Jesus. He’d had the breath knocked out of him, he could have been seriously injured and he only wanted to know if her shoulder was okay.
“It’s fine,” she said. “False alarm. We should go.”
“What’s wrong?” he asked her quietly.
“Nothing,” she lied.
“You’re hungry,” he said with a grin.
She nodded, though she wasn’t sure if she could ever eat again.
“Excellent, come on,” he said, leaping up and pulling her to her feet.
She followed him up the stairs but in the lobby, she paused.
“I think I’ll just eat here,” she told him.
“Why?” he asked.
“I’m training,” she told him. “I can’t keep eating pizza all the time.”
“I’ll stay with you then,” he said with a smile. “I will cook for you.”
She happened to know for a fact that the only thing he knew how to cook was toast. The thought of him making her toast for dinner made her smile in spite of everything else.
“No,” she told him. “You’ve got to go and pay for the pizza for me, okay?”
She pulled money out of her pocket and put it in his hand.
He looked troubled.
“Please tell them all I’m eating healthy and hitting the sack early so all their work won’t be for nothing,” she said, managing a smile.
He smiled back.
It wasn’t until the front door closed behind him and she had dashed upstairs to her room and sank onto her bed that she allowed herself to cry.
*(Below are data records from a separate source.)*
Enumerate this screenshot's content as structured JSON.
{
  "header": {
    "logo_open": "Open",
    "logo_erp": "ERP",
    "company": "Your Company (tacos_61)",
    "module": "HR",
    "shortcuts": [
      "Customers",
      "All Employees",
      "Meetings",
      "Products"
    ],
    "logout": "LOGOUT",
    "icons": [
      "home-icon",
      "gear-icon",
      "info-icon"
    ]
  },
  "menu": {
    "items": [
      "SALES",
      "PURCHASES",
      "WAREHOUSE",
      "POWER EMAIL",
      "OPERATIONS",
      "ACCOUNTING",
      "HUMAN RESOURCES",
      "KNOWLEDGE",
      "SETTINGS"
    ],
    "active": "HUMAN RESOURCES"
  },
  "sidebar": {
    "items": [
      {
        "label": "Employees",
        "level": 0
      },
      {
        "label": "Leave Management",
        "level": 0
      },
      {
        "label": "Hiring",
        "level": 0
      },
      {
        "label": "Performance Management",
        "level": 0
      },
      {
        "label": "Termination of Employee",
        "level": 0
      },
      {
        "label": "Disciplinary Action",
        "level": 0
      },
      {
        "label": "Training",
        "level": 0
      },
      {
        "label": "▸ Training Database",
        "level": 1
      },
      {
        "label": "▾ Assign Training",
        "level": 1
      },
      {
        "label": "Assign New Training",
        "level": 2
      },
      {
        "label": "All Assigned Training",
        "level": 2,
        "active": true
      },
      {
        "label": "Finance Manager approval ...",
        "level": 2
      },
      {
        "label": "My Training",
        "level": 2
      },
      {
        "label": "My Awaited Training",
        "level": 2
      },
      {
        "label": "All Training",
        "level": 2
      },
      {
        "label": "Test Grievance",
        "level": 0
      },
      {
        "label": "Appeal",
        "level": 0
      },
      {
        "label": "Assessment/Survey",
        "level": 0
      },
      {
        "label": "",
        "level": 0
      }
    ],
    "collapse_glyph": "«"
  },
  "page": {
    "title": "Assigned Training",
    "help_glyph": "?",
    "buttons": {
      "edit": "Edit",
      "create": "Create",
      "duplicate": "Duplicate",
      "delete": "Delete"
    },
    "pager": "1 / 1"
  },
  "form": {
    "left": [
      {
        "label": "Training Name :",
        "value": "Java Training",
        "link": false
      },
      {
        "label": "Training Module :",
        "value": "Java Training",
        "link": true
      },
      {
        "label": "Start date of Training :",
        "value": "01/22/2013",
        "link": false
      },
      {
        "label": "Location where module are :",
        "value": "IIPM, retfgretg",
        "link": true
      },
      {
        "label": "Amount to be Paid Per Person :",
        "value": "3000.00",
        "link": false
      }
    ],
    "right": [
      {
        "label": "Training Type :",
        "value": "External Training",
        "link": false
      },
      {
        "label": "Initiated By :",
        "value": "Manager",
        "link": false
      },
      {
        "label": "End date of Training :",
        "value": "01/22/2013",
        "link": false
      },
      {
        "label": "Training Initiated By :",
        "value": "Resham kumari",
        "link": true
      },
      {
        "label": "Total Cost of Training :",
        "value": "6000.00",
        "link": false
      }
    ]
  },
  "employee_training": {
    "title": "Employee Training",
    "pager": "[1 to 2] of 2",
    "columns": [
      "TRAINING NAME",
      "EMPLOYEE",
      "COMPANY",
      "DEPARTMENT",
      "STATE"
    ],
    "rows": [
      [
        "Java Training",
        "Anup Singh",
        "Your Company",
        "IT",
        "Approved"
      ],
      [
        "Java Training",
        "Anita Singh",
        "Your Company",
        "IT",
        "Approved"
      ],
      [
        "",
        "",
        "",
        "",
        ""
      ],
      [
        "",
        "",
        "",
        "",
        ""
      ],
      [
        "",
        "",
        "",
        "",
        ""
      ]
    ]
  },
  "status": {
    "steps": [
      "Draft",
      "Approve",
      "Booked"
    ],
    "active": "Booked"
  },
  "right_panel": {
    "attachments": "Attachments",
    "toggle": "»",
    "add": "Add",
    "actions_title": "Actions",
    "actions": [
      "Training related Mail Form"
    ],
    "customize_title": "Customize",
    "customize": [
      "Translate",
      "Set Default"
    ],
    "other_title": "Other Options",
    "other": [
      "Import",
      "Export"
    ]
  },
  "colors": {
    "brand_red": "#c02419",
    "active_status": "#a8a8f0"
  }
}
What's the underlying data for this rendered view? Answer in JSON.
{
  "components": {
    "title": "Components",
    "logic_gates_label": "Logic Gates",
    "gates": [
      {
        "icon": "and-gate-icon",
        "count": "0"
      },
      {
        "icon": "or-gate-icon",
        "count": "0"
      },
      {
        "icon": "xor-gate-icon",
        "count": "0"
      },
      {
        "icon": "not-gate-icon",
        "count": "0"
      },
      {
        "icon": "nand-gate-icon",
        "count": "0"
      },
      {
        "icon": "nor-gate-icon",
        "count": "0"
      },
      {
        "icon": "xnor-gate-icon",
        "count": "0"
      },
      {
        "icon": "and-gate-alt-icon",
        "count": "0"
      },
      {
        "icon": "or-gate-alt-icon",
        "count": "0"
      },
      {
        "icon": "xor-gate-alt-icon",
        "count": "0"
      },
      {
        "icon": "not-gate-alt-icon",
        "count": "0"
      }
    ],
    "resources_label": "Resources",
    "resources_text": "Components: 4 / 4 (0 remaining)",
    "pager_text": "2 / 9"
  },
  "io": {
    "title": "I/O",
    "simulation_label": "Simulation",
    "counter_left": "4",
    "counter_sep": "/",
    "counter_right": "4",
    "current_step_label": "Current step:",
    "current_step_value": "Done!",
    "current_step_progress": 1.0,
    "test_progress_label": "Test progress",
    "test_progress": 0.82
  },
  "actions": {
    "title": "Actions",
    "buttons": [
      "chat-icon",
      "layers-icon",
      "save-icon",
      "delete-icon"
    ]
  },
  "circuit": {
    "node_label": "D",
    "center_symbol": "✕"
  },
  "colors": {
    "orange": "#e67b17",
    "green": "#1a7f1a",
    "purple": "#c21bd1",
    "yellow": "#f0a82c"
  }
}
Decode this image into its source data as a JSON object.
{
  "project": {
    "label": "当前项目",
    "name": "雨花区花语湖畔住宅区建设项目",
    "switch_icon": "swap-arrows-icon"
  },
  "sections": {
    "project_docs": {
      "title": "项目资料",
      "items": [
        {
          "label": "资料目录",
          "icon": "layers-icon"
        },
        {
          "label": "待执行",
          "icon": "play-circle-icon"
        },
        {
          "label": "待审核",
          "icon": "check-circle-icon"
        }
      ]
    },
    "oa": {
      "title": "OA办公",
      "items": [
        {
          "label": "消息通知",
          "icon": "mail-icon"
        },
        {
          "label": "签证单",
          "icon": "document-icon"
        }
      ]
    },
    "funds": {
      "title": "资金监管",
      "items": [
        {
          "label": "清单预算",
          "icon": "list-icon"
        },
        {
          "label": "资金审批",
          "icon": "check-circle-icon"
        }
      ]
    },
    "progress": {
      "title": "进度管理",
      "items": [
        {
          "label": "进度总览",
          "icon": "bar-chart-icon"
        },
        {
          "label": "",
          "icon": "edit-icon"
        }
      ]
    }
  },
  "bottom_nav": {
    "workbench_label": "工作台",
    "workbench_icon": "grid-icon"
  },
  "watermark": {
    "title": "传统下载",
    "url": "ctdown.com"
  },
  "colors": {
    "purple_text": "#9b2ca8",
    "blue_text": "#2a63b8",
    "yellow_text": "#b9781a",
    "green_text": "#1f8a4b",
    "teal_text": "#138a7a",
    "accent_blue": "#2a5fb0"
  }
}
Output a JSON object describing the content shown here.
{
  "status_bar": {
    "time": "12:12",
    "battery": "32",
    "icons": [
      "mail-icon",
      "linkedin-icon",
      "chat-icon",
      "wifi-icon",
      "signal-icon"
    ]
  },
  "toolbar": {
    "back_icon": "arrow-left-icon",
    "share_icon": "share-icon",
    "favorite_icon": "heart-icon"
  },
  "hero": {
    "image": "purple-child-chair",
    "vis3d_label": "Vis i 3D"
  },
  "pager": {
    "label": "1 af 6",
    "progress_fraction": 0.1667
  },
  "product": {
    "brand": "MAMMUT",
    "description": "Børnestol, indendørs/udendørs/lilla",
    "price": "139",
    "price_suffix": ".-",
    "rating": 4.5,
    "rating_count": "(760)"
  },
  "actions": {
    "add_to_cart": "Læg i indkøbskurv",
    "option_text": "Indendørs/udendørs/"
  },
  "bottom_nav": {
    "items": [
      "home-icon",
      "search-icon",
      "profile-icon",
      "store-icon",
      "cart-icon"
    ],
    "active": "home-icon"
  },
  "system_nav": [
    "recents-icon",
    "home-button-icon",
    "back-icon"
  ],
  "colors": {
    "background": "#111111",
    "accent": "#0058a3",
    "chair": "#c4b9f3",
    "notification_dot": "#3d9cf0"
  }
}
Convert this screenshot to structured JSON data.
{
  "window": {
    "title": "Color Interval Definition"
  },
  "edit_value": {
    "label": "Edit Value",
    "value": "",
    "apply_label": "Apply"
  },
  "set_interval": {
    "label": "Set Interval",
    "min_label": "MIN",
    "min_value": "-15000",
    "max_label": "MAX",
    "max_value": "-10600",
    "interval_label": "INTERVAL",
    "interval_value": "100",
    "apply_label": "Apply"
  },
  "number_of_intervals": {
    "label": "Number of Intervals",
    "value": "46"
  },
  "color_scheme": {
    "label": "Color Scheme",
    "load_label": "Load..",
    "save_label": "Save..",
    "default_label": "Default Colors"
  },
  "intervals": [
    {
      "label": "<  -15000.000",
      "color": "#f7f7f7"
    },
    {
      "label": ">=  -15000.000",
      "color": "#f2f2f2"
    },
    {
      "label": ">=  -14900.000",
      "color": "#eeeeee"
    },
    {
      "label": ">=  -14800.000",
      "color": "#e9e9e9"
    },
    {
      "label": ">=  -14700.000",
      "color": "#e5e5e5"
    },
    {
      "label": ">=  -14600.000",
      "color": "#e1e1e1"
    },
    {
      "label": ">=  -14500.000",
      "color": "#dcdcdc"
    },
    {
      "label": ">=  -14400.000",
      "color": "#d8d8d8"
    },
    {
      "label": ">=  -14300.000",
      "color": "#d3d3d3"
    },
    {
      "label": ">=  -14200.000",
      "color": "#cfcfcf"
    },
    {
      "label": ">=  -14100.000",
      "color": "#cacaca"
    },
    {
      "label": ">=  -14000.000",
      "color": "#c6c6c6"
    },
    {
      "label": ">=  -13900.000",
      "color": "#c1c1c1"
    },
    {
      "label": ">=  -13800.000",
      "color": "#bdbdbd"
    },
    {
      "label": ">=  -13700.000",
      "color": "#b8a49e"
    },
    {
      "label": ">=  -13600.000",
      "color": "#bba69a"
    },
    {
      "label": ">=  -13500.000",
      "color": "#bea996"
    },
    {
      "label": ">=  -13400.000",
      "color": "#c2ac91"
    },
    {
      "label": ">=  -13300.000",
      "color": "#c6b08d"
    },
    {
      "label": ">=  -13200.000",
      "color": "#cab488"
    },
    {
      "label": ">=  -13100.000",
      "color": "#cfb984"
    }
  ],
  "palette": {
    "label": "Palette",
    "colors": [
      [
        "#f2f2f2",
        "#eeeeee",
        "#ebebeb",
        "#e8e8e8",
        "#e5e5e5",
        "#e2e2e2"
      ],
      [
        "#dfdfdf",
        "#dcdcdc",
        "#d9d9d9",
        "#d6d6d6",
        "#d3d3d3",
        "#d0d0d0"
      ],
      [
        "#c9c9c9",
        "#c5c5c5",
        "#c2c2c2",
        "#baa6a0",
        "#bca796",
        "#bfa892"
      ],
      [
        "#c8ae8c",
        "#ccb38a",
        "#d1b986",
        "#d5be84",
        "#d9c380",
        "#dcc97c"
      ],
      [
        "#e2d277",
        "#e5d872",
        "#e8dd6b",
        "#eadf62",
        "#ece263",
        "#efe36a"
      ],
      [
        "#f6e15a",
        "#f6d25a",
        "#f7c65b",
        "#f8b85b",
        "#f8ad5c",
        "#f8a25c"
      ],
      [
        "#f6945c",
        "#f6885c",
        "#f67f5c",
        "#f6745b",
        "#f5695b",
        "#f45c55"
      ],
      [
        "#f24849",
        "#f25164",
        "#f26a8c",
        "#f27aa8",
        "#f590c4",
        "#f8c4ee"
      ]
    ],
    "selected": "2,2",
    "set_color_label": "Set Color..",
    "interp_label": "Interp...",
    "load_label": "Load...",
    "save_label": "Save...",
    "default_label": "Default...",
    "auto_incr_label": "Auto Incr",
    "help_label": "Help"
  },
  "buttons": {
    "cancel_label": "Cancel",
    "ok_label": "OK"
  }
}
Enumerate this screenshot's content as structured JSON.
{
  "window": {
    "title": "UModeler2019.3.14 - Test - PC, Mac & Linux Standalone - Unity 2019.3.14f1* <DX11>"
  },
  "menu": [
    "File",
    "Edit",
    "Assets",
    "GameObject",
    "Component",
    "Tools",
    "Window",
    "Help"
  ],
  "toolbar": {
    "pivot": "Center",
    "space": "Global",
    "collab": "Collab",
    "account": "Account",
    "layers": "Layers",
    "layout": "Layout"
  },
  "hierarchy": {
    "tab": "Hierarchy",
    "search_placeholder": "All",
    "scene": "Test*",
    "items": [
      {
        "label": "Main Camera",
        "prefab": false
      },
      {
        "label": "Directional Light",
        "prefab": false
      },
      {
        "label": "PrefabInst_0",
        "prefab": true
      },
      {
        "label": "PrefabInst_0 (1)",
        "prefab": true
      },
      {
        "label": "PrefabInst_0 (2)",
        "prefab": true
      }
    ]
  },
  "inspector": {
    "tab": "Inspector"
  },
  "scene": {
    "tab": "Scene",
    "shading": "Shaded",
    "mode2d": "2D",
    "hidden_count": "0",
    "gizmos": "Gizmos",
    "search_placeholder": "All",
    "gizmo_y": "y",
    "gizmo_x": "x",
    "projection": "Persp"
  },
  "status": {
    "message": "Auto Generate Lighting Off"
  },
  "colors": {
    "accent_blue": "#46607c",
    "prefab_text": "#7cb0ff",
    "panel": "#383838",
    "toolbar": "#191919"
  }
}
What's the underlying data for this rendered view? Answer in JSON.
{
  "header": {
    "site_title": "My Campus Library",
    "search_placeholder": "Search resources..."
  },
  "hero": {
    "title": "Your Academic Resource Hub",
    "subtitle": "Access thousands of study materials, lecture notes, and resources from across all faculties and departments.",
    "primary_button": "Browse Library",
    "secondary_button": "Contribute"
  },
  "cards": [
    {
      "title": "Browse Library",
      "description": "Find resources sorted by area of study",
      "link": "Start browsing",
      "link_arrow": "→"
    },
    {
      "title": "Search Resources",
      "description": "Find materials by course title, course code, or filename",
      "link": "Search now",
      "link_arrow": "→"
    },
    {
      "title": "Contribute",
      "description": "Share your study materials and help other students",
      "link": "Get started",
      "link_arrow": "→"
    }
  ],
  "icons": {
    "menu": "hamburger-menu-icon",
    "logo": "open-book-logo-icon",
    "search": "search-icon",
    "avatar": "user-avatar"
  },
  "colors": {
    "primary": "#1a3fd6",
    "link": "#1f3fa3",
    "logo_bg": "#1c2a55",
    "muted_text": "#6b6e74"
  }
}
He trusted me to keep him safe. He could have been seriously injured.
I let him down.
I let down everyone who trusts me.
17
Brooke
That night, Brooke had the dream again.
As usual, she knew she was asleep from the beginning, and as usual, that knowledge didn’t change a thing.
The air churned with brown dust. It slithered into her clothing and impaired her view.
Brooke prayed to stay right there, in the rocky terrain outside the courtyard. If only the dust would never clear. If only they could pause here forever, her crew intact behind her.
Turn around, she begged herself inwardly. Turn around and at least see them one last time.
But the cloud of dust swirled like a curtain opening into hell revealing the adobe wall to the courtyard before them.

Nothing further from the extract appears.